Maar volgens onderzoekers van de Erasmus Universiteit in Rotterdam selecteert de staatssecretaris te streng: de dagelijkse zorg voor verstandelijk gehandicapten in zzp 3 en met name zzp 4 is te veel gevraagd voor huisartsen, de thuiszorg en familie en vrienden. Deze groepen kampen met een te ernstige opeenstapeling van beperkingen en chronische ziekten.
‘Een gevaarlijke beslissing’, zegt Mathilde Corsten, gebiedsmanager van Stichting Philadelphia. ‘Voor deze mensen is een heel netwerk opgebouwd. Dat valt dan weg. Wie gaat straks controleren of ze wel gezond eten, of ze überhaupt onder de douche gaan? Moet een gemeenteambtenaar dat straks doen?’ Volgens Corsten kunnen mensen zoals Jaap zich niet zonder constante begeleiding redden. ‘Zij zijn misschien wel helder bespraakt, maar hebben het denkvermogen van een kleuter. Sommigen kunnen niet klokkijken, hebben geen notie van geld. Hoe moeten zij straks hun boodschappen doen?’
De bewoners hebben geen idee van de dreiging die hen boven het hoofd hangt. Aan tafel in de recreatieruimte zit alles door elkaar, van zzp 1 tot zzp 5. Jaap is de gangmaker. Hij deelt zijn stiften uit, maakt grapjes. Tegenover hem zit Anita Wieringa (63) met gebogen schouders te staren naar de verjaardagskaart die ze zojuist heeft geknutseld. Anita, zzp 5, maakt graag verjaardagskaarten. Alle kaarten die zij zelf ooit heeft gekregen, bewaart ze in haar kamer in een kartonnen doos. ‘Wil je er ook een?’ Anita staat op en schuifelt naar de deur. Hoelang ze hier nu al woont? Bedachtzaam kijkt Anita naar haar roze gelakte nagels.

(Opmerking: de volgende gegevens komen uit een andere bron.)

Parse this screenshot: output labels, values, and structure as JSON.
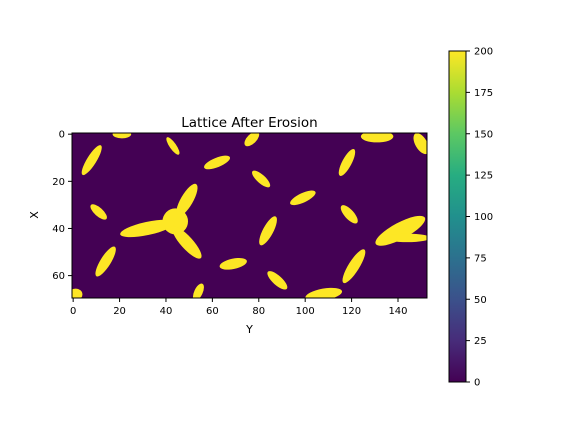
{
  "chart_data": {
    "type": "heatmap",
    "title": "Lattice After Erosion",
    "xlabel": "Y",
    "ylabel": "X",
    "grid_shape": [
      70,
      153
    ],
    "xlim": [
      -0.5,
      152.5
    ],
    "ylim": [
      69.5,
      -0.5
    ],
    "x_ticks": [
      0,
      20,
      40,
      60,
      80,
      100,
      120,
      140
    ],
    "y_ticks": [
      0,
      20,
      40,
      60
    ],
    "colorbar": {
      "min": 0,
      "max": 200,
      "ticks": [
        0,
        25,
        50,
        75,
        100,
        125,
        150,
        175,
        200
      ],
      "colormap": "viridis"
    },
    "background_value": 0,
    "feature_value": 200,
    "colors": {
      "low": "#440154",
      "high": "#fde725"
    },
    "features": [
      {
        "kind": "ellipse",
        "cx": 8,
        "cy": 11,
        "rx": 7.5,
        "ry": 2,
        "angle": -58
      },
      {
        "kind": "ellipse",
        "cx": 21,
        "cy": 0,
        "rx": 4,
        "ry": 1.8,
        "angle": 0
      },
      {
        "kind": "ellipse",
        "cx": 43,
        "cy": 5,
        "rx": 4.5,
        "ry": 1.4,
        "angle": 55
      },
      {
        "kind": "ellipse",
        "cx": 62,
        "cy": 12,
        "rx": 6,
        "ry": 2,
        "angle": -22
      },
      {
        "kind": "ellipse",
        "cx": 77,
        "cy": 2,
        "rx": 4,
        "ry": 2,
        "angle": -45
      },
      {
        "kind": "ellipse",
        "cx": 81,
        "cy": 19,
        "rx": 5,
        "ry": 1.8,
        "angle": 42
      },
      {
        "kind": "ellipse",
        "cx": 118,
        "cy": 12,
        "rx": 6.5,
        "ry": 2,
        "angle": -62
      },
      {
        "kind": "ellipse",
        "cx": 131,
        "cy": 1,
        "rx": 7,
        "ry": 2.5,
        "angle": 0
      },
      {
        "kind": "ellipse",
        "cx": 150,
        "cy": 4,
        "rx": 5,
        "ry": 2.5,
        "angle": 60
      },
      {
        "kind": "ellipse",
        "cx": 11,
        "cy": 33,
        "rx": 4.5,
        "ry": 1.8,
        "angle": 42
      },
      {
        "kind": "ellipse",
        "cx": 99,
        "cy": 27,
        "rx": 6,
        "ry": 2,
        "angle": -25
      },
      {
        "kind": "ellipse",
        "cx": 119,
        "cy": 34,
        "rx": 5,
        "ry": 2,
        "angle": 48
      },
      {
        "kind": "ellipse",
        "cx": 84,
        "cy": 41,
        "rx": 7,
        "ry": 2.2,
        "angle": -62
      },
      {
        "kind": "ellipse",
        "cx": 14,
        "cy": 54,
        "rx": 7.5,
        "ry": 2.2,
        "angle": -58
      },
      {
        "kind": "ellipse",
        "cx": 69,
        "cy": 55,
        "rx": 6,
        "ry": 2.2,
        "angle": -12
      },
      {
        "kind": "ellipse",
        "cx": 88,
        "cy": 62,
        "rx": 5.5,
        "ry": 2,
        "angle": 42
      },
      {
        "kind": "ellipse",
        "cx": 121,
        "cy": 56,
        "rx": 8.5,
        "ry": 2.3,
        "angle": -58
      },
      {
        "kind": "ellipse",
        "cx": 108,
        "cy": 68,
        "rx": 8,
        "ry": 2.5,
        "angle": -10
      },
      {
        "kind": "ellipse",
        "cx": 54,
        "cy": 67,
        "rx": 4,
        "ry": 1.8,
        "angle": -65
      },
      {
        "kind": "ellipse",
        "cx": 1,
        "cy": 68,
        "rx": 3,
        "ry": 2.5,
        "angle": 0
      },
      {
        "kind": "ellipse",
        "cx": 141,
        "cy": 41,
        "rx": 12,
        "ry": 3.5,
        "angle": -28
      },
      {
        "kind": "ellipse",
        "cx": 144,
        "cy": 44,
        "rx": 10,
        "ry": 1.8,
        "angle": 0
      },
      {
        "kind": "ellipse",
        "cx": 44,
        "cy": 37,
        "rx": 5.5,
        "ry": 5.5,
        "angle": 0
      },
      {
        "kind": "ellipse",
        "cx": 49,
        "cy": 28,
        "rx": 8,
        "ry": 2.6,
        "angle": -60
      },
      {
        "kind": "ellipse",
        "cx": 32,
        "cy": 40,
        "rx": 12,
        "ry": 2.8,
        "angle": -12
      },
      {
        "kind": "ellipse",
        "cx": 49,
        "cy": 46,
        "rx": 9,
        "ry": 2.6,
        "angle": 48
      }
    ]
  }
}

‘Een jaar’, zegt ze dan voorzichtig. ‘Nou, wel iets langer’, zegt Andrea van der Kolk, beheerder van de groepswoning. Anita kijkt verward om. ‘Langer dan een jaar?’ Misschien zelfs langer dan twee jaar, zegt Van der Kolk. ‘Aha.’ Even zakt Anita’s blik weg dan veert ze weer op. ‘Neem je wel kinderen?’, zegt ze tegen Andrea. Andrea antwoordt dat ze die al heeft. ‘O ja.’ Of Anita zelf kinderen heeft? Ze schudt haar hoofd. ‘Ik heb wel een pop. En beren.’
Vroeger woonde Anita bij haar oma. Maar toen die naar het bejaardentehuis moest, kwam Anita in een groepshuis van Philadelphia wonen. Eerst op een andere locatie, maar nu woont ze al ruim twee jaar hier samen met elf anderen.
‘Hier is meer begeleiding, dat heeft Anita nodig’, zegt Van der Kolk. Zelf douchen kan ze niet, zichzelf aankleden evenmin. Als niemand haar bezighoudt, zou ze de hele dag slapen.
In het groepshuis werken nu zeven medewerkers, maar Van der Kolk vraagt zich af voor hoe lang nog. ‘Met wat er nu allemaal gebeurt, is het lastig om niet cynisch te worden.’ Ze knikt naar een Loesje-poster die aan de muur hangt. ‘Bezuinigingen zorg – En je douchebeurt kun je winnen met Bingo’, staat erop. Daaronder is met stift een smiley getekend.
In de recreatieruimte maken Jaap en Jos zich klaar om de tram naar huis te pakken. Ze moeten op tijd terug zijn voor het avondeten, zegt Jaap. Wat er op het menu staat? ‘Geen idee. In elk geval geen aardappels’, zegt Jaap. Want normaal schillen zij die. Dan, met twinkelende ogen: ‘Misschien een boterham met pindakaas.’